China's new grand canal brings water to arid north
More than 1,400 kilometers of canal and pipeline began transferring water on Friday from China's longest river, the Yangtze, to the country's arid northern regions, including the nation's capital, Beijing.
Completion of this section marks major progress in the enormous South-to-North Water Diversion Project, costing an estimated 500 billion yuan ($80 billion) and the largest of its kind in the world.
President Xi Jinping sent his congratulations on Friday to workers and people "who have made contributions" to the middle route project, calling the achievement a "major event" in the nation's modernization drive.
He said the success has come through ceaseless effort by hundreds of thousands of people since construction started on Dec 30, 2003. More than 200,000 workers participated in the construction.
Xi described the project as important strategic infrastructure that would optimize water resources, boost sustainable economic and social development, and improve people's livelihoods.
The south-north water diversion project is another feat of Chinese engineering, in the style of the Beijing-Hangzhou Grand Canal, the world's longest man-made river, constructed in the 13th century to transport grain between the south and north.

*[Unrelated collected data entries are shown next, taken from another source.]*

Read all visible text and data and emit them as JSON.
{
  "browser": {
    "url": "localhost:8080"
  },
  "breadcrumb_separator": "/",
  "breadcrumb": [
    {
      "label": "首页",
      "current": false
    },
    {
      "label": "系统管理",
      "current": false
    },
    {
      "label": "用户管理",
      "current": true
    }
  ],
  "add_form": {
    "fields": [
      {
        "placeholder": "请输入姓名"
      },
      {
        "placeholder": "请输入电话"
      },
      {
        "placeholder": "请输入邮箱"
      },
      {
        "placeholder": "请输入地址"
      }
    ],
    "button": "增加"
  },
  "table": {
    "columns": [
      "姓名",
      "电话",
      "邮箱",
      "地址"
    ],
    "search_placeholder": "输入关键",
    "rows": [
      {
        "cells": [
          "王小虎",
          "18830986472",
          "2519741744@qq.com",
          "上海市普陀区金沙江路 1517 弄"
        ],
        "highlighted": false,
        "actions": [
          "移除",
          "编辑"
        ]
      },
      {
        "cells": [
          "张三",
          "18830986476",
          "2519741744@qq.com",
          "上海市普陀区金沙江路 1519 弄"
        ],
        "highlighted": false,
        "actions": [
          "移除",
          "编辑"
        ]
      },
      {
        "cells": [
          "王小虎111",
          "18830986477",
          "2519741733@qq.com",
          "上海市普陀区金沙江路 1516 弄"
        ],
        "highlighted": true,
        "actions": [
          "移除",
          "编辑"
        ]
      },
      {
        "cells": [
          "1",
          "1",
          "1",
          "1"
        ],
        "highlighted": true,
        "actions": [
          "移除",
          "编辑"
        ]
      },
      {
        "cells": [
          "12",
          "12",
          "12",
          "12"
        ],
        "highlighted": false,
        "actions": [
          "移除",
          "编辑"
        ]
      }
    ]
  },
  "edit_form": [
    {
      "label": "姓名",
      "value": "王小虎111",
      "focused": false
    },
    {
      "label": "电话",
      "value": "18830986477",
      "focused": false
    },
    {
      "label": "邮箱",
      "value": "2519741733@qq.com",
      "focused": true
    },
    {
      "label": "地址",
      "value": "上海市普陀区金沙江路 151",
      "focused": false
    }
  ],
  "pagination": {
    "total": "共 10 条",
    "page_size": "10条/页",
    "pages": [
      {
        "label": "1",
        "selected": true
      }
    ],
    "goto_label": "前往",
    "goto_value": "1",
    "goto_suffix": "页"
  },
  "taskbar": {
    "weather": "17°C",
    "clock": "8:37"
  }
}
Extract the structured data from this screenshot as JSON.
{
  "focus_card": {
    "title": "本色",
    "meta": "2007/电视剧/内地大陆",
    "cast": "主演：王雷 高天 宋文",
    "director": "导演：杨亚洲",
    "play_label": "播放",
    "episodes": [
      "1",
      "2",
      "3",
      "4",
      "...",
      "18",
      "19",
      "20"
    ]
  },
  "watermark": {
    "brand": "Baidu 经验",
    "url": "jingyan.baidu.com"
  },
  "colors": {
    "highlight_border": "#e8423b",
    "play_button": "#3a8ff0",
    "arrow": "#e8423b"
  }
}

Water will eventually flow via eastern, middle and western routes along canals, pipelines and tunnels. It took eight years for engineers and workers to complete two 4,000-meter-long tunnels under the riverbed of the Yellow River, China's second largest.

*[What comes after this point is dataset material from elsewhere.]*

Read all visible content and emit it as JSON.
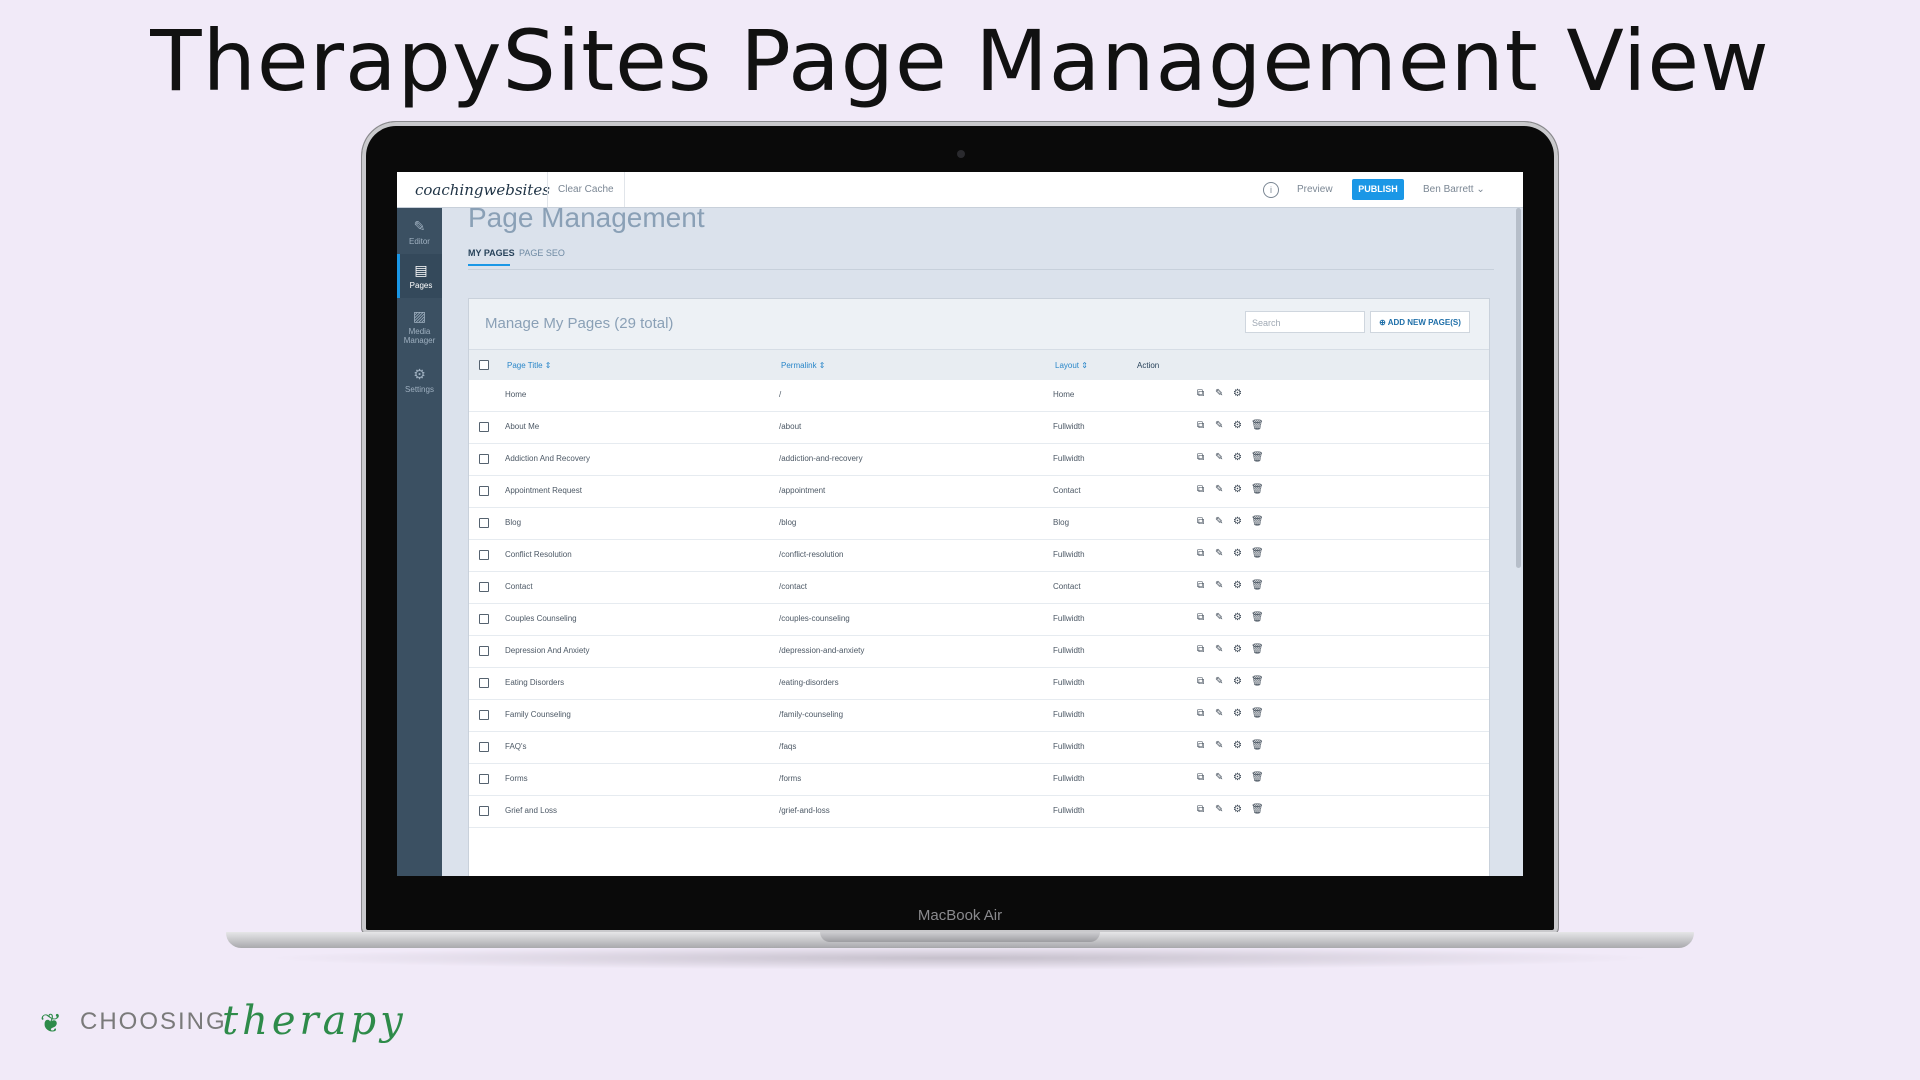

The first-stage of the project, the eastern route, went into operation last year, sending water to Shandong province. By 2050, as many as 440 million people could benefit from the diversion of 44.8 billion cubic meters of water each year.

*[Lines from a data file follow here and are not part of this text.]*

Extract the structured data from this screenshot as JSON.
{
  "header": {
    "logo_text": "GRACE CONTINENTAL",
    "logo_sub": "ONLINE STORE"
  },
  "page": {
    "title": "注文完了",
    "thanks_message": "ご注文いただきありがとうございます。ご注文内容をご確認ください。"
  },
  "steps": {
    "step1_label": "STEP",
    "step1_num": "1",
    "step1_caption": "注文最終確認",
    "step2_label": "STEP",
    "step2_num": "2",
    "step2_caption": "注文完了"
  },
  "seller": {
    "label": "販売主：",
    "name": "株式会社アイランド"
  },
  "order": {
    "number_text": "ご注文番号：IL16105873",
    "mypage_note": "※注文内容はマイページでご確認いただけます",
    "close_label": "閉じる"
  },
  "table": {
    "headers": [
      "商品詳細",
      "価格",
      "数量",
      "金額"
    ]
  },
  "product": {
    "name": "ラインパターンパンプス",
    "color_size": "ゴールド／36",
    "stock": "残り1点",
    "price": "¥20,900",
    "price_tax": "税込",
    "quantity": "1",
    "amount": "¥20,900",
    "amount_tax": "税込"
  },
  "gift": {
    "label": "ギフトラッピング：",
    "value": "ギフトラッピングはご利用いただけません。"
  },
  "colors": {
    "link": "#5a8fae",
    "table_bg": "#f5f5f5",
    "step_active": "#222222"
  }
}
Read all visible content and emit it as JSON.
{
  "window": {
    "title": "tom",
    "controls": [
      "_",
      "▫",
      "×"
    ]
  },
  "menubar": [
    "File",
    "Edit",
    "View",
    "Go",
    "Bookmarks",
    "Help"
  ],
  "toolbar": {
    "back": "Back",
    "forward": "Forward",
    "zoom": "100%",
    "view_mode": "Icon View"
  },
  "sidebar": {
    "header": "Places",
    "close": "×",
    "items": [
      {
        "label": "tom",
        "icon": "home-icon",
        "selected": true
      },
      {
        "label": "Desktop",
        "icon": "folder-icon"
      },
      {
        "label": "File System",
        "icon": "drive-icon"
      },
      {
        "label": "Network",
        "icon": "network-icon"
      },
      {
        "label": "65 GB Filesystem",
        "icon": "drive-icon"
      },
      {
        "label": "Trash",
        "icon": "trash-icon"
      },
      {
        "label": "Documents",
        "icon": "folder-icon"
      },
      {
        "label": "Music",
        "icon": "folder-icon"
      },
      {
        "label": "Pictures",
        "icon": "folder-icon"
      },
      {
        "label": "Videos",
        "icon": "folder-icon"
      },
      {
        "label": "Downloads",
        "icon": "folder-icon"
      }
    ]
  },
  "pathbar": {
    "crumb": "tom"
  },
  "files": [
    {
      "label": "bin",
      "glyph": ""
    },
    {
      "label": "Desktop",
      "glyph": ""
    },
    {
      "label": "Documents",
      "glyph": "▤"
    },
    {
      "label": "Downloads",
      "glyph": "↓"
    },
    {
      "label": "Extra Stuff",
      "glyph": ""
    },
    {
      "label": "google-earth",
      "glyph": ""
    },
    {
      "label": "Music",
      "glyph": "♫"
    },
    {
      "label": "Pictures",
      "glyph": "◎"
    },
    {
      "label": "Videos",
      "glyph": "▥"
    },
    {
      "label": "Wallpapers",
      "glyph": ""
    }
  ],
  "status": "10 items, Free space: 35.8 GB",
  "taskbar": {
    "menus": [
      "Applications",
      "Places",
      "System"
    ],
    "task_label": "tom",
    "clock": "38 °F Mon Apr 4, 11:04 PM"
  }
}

The middle route begins at Danjiangkou reservoir, in Hubei province, and runs for 1,432 km. It will supply 9.5 billion cu m of water per year to some 100 million people in the dry northern regions, including the cities of Beijing and Tianjin, and provinces of Henan and Hebei.
The water will meet household, industrial and agricultural demand, benefiting more than 100 counties.
President Xi urged the route's management to protect the quality of water and to save water.
Work still needs to be done to ensure the livelihoods and employment of the 400,000 people displaced by the construction, including 345,000 people whose hometown was submerged as part of the massive Danjiangkou reservoir.
Premier Li Keqiang said the project will benefit both current and future generations, and urged the project management team to ensure the security and stability of supply.
The project was conceived by late Chinese leader Mao Zedong in 1952 but only approved by the State Council in December 2002, after nearly half a century of debate.
It has been widely hailed as an example of how the Chinese people are capable of bettering their lives through hard work. But the new waterway presents fresh challenges, such as the protection of water quality from unforeseen natural risks in the future.